Hi there.
We run a simple ES cluster - one shard, one node, v5.6. It contains a single index, with a single mapping containing many different fields/field types. On every object index operation, we send some attachment data in base64 format, and our Ingest pipeline processes it before its contents are analyzed and stored in a separate field. We recently ran into heavy disk space usage issues, and decided to investigate.
Based on what we found, is it possible to setup an attachment processor pipeline, defined like below -:
ES_RESUME_PIPELINE_MAPPING = {
"description": "Extract resume information",
"processors": [{
"attachment": {
"field": "resume_data",
"target_field": "resume",
"indexed_chars": -1,
"ignore_missing": True
}
}]
}
but without keeping resume_data
in the index? The reason for this is that resume_data
takes up quite a bit of disk space. Additionally, it's used only once, by the pipeline during the indexing of an object. In one example, we found that the total data taken by a single object on the index was 123 KB with resume_data
, and around 16KB without. That's a huge difference.

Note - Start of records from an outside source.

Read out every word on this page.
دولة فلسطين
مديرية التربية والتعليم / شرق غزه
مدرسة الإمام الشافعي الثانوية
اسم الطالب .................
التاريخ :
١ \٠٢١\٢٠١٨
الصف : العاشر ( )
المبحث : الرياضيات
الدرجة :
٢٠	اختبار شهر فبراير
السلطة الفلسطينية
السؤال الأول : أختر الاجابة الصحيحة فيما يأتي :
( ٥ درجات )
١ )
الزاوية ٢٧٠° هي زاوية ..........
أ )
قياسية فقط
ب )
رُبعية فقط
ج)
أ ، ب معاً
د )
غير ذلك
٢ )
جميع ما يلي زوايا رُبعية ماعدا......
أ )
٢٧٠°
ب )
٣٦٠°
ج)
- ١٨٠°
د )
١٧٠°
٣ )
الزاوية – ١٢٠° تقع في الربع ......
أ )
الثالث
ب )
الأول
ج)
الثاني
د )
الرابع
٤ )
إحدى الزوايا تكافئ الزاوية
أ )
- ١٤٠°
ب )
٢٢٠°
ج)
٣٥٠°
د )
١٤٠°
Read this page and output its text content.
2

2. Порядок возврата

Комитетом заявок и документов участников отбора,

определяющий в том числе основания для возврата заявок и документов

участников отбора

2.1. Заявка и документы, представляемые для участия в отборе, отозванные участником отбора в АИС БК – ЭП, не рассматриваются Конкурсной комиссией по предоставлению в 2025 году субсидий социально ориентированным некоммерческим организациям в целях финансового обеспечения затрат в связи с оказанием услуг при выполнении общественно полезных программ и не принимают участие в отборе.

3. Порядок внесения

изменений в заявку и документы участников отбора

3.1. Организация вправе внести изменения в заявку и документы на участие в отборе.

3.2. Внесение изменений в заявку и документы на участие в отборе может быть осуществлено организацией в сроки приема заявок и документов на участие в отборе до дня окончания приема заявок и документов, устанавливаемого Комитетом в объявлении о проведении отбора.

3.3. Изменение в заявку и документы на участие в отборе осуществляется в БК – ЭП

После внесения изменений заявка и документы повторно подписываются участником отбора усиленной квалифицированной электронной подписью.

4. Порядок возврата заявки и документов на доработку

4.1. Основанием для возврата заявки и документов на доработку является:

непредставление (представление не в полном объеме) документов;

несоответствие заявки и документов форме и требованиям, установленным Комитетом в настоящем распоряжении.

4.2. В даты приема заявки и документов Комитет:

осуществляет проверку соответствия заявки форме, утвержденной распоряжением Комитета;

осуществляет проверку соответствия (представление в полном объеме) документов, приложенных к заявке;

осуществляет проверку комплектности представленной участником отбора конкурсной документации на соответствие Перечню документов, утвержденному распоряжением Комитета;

We tried by setting index=False
and store=False
(which is so by default, so obviously this wouldn't really work) on the field, but those options don't do what we're looking for.
We'd really like to know if something like this was possible. If it isn't, our only other option is to empty the resume_data
field somehow after it is used, but without triggering the pipeline on the emptying request.
Thanks!